The 2013-14 floods: how has wildlife fared?

Barn owl cpt Richard BowlerBarn owl cpt Richard Bowler

Flooding is a natural phenomenon but extreme floods are devastating for people, and for wildlife too.

This is especially true at certain times of the year and when there is not enough space across the landscape for wildlife to take refuge from these extreme events.  There are some species in particular that may suffer in prolonged wet weather:

Barn owls: Night after night of wet weather means barn owls can’t get out to hunt without their delicate (and silent) plumage becoming waterlogged.

Water voles and otters: water voles spend much of the winter in their burrows where they store food.  But water levels can rise so fast that voles are flooded out of burrows and washed away.  Despite their name, they are not strong swimmers so may try and take refuge on higher ground, where unfortunately they are easy prey for predators such as American mink and birds of prey.  Otter holts may also be flooded in such conditions.

Fish-eating birds: the deep fast flowing rivers and streams that are also cloudy due to the sediment loads make hunting difficult for birds such as herons and kingfishers.
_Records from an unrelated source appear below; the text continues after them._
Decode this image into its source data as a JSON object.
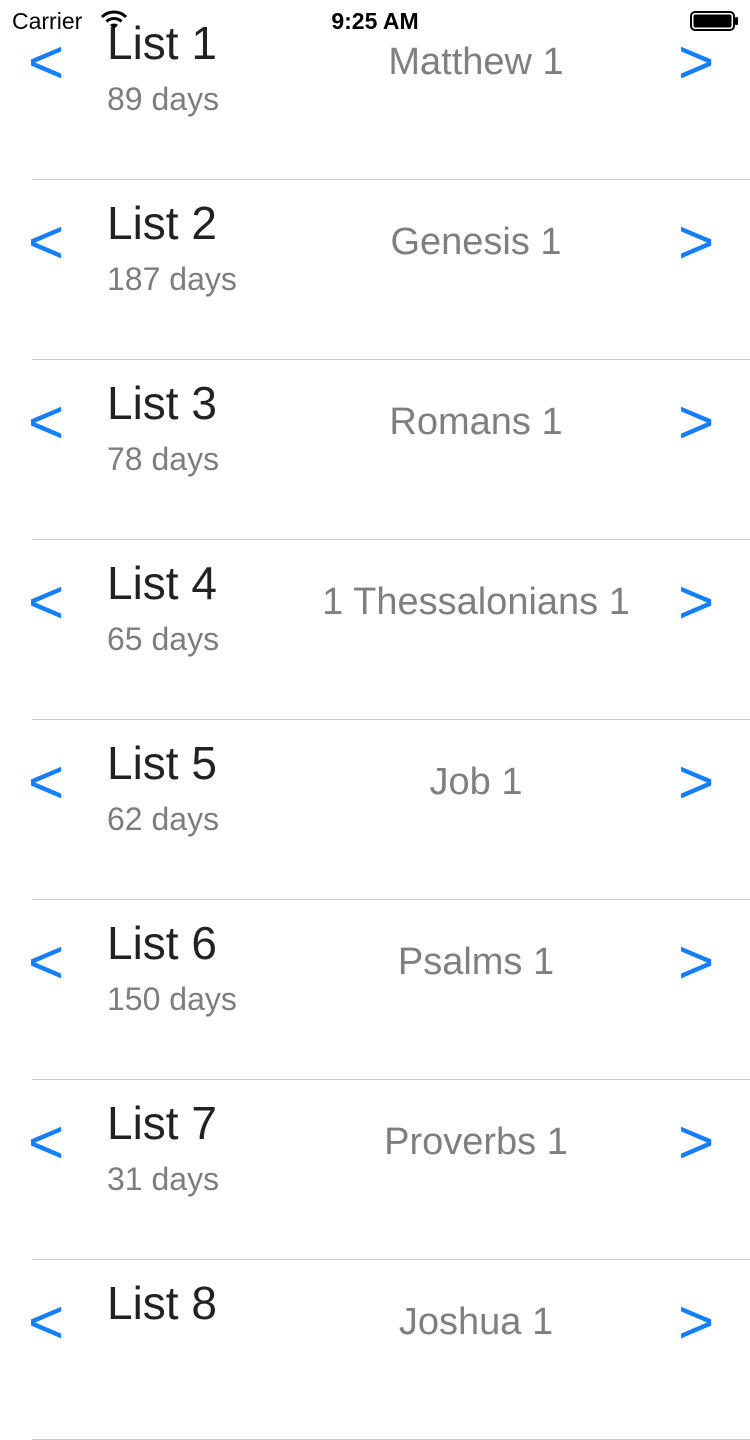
{
  "status_bar": {
    "carrier": "Carrier",
    "time": "9:25 AM"
  },
  "nav": {
    "prev_label": "<",
    "next_label": ">"
  },
  "lists": [
    {
      "name": "List 1",
      "days": "89 days",
      "chapter": "Matthew 1"
    },
    {
      "name": "List 2",
      "days": "187 days",
      "chapter": "Genesis 1"
    },
    {
      "name": "List 3",
      "days": "78 days",
      "chapter": "Romans 1"
    },
    {
      "name": "List 4",
      "days": "65 days",
      "chapter": "1 Thessalonians 1"
    },
    {
      "name": "List 5",
      "days": "62 days",
      "chapter": "Job 1"
    },
    {
      "name": "List 6",
      "days": "150 days",
      "chapter": "Psalms 1"
    },
    {
      "name": "List 7",
      "days": "31 days",
      "chapter": "Proverbs 1"
    },
    {
      "name": "List 8",
      "days": "",
      "chapter": "Joshua 1"
    }
  ],
  "colors": {
    "accent": "#157efb",
    "title_text": "#222222",
    "secondary_text": "#7d7d7d",
    "divider": "#c8c7cc"
  }
}
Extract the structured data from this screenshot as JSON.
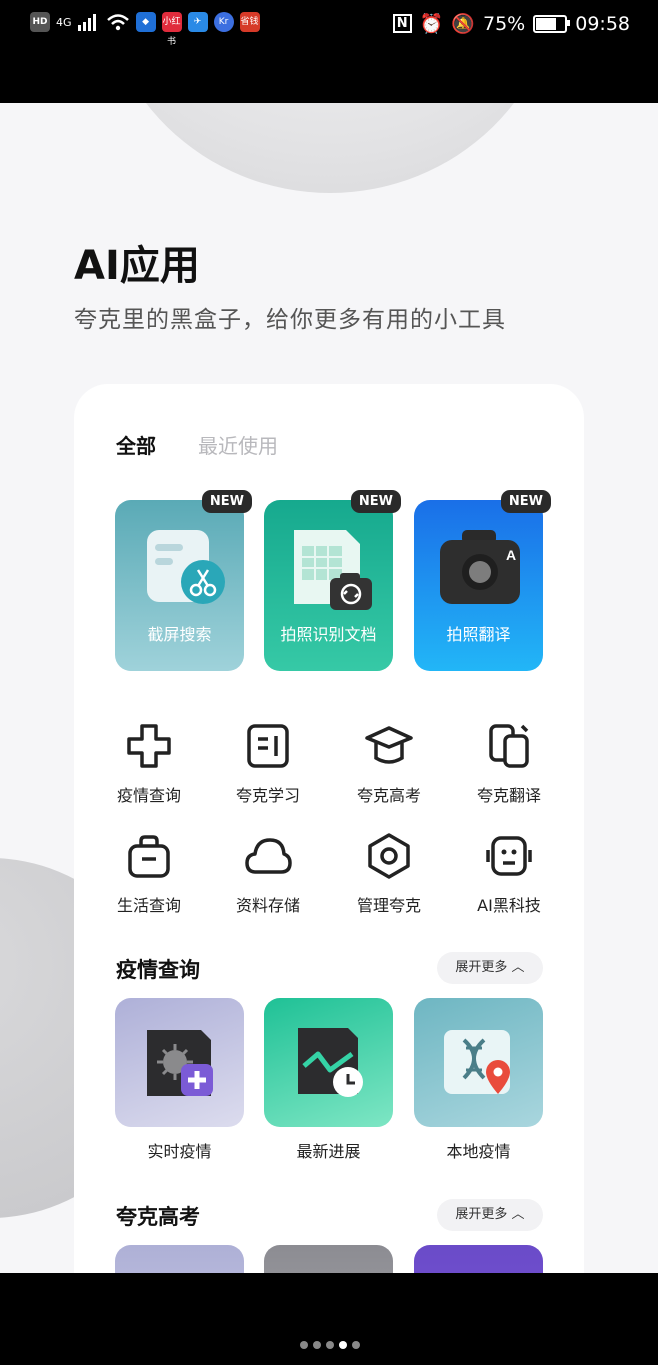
{
  "status_bar": {
    "network": "4G",
    "hd": "HD",
    "app_badges": [
      "小红书",
      "Kr",
      "省钱"
    ],
    "battery": "75%",
    "battery_level": 0.75,
    "time": "09:58"
  },
  "header": {
    "title": "AI应用",
    "subtitle": "夸克里的黑盒子，给你更多有用的小工具"
  },
  "tabs": [
    {
      "label": "全部",
      "active": true
    },
    {
      "label": "最近使用",
      "active": false
    }
  ],
  "features": [
    {
      "label": "截屏搜索",
      "badge": "NEW",
      "icon": "screenshot-scissors-icon"
    },
    {
      "label": "拍照识别文档",
      "badge": "NEW",
      "icon": "doc-scan-icon"
    },
    {
      "label": "拍照翻译",
      "badge": "NEW",
      "icon": "camera-translate-icon"
    }
  ],
  "grid": [
    {
      "label": "疫情查询",
      "icon": "medical-cross-icon"
    },
    {
      "label": "夸克学习",
      "icon": "study-icon"
    },
    {
      "label": "夸克高考",
      "icon": "graduation-cap-icon"
    },
    {
      "label": "夸克翻译",
      "icon": "translate-icon"
    },
    {
      "label": "生活查询",
      "icon": "bag-icon"
    },
    {
      "label": "资料存储",
      "icon": "cloud-icon"
    },
    {
      "label": "管理夸克",
      "icon": "settings-hex-icon"
    },
    {
      "label": "AI黑科技",
      "icon": "robot-icon"
    }
  ],
  "sections": [
    {
      "title": "疫情查询",
      "expand_label": "展开更多 ︿",
      "items": [
        {
          "label": "实时疫情",
          "icon": "virus-doc-icon"
        },
        {
          "label": "最新进展",
          "icon": "trend-doc-icon"
        },
        {
          "label": "本地疫情",
          "icon": "dna-location-icon"
        }
      ]
    },
    {
      "title": "夸克高考",
      "expand_label": "展开更多 ︿"
    }
  ],
  "page_indicator": {
    "count": 5,
    "active": 3
  },
  "colors": {
    "feature_1": "#5aaab6",
    "feature_2": "#16a98e",
    "feature_3": "#1a6fe8",
    "badge_bg": "#2a2a2a",
    "page_bg": "#f6f6f8"
  }
}
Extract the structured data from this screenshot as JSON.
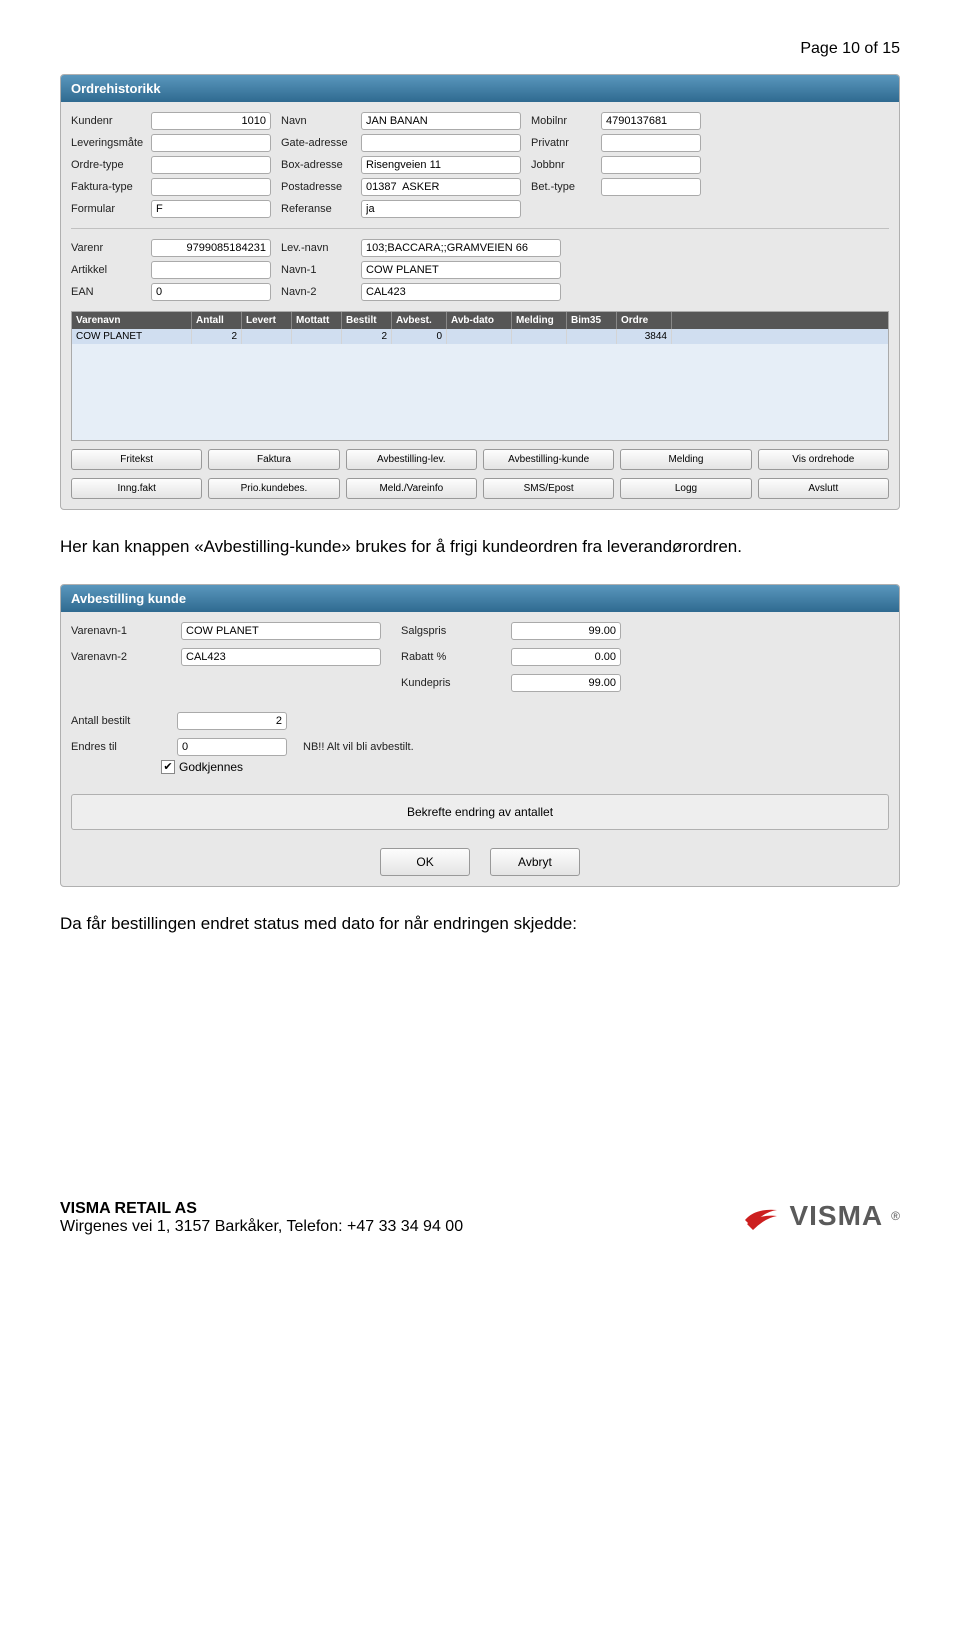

Fish: the eggs of migratory fish such as Atlantic salmon and Brown trout that have been laid in gravels on the river bed are at risk of being washed away

Hedgehogs: In floodplains animals like hedgehogs that are hibernating under vegetation will be drowned if they can’t escape.  Some species, such as the adder, adapt to such possibilities by hibernating at higher sites. 

The way land and rivers are now managed causes problems for wildlife.  The fact that many of our species and habitats are fragmented is a major problem during these extreme events.  In a large area of wetland, there is usually somewhere for species like water voles to take refuge that is still fairly safe.  If the wetland is just a linear strip of habitat alongside the river, there is nowhere for voles to go.

Where big embankments line rivers (to allow farmland to be drained as part of historic flood defences), floodwater that overtops the banks gets trapped for long periods of time.  This lying water can drown all the worms and insects that live in the soil which are vital food for birds like waders (and the farmers can lose their grass). The land drainage embankments which allow land to be farmed more intensively also push water downstream increasing the risk of flooding to communities downstream.

Deeper, wider ditches that are excavated in an attempt to reduce flooding will result in lower ground water levels throughout the rest of the year, which may affect a wide range of plant communities and the species that depend on them.

Heavy rainfall causes storm sewers to open releasing pollution - untreated waste and toxic substances that people pour down drains.  When this ends up in our rivers it has disastrous consequences for wildlife. Intensive agriculture causes high levels of silt build up causing poor water quality.

In general, however, flooding is a natural process and when it is not excessive, can benefit many species.

Floodwaters help plants and animals to disperse across the landscape.  Seeds are moved around in floodwaters, settling in new places and allowing plants to colonise new areas.  Unfortunately this also means that problem (invasive) plants like Giant Hogweed or Himalayan Balsam spread downstream in such flood events.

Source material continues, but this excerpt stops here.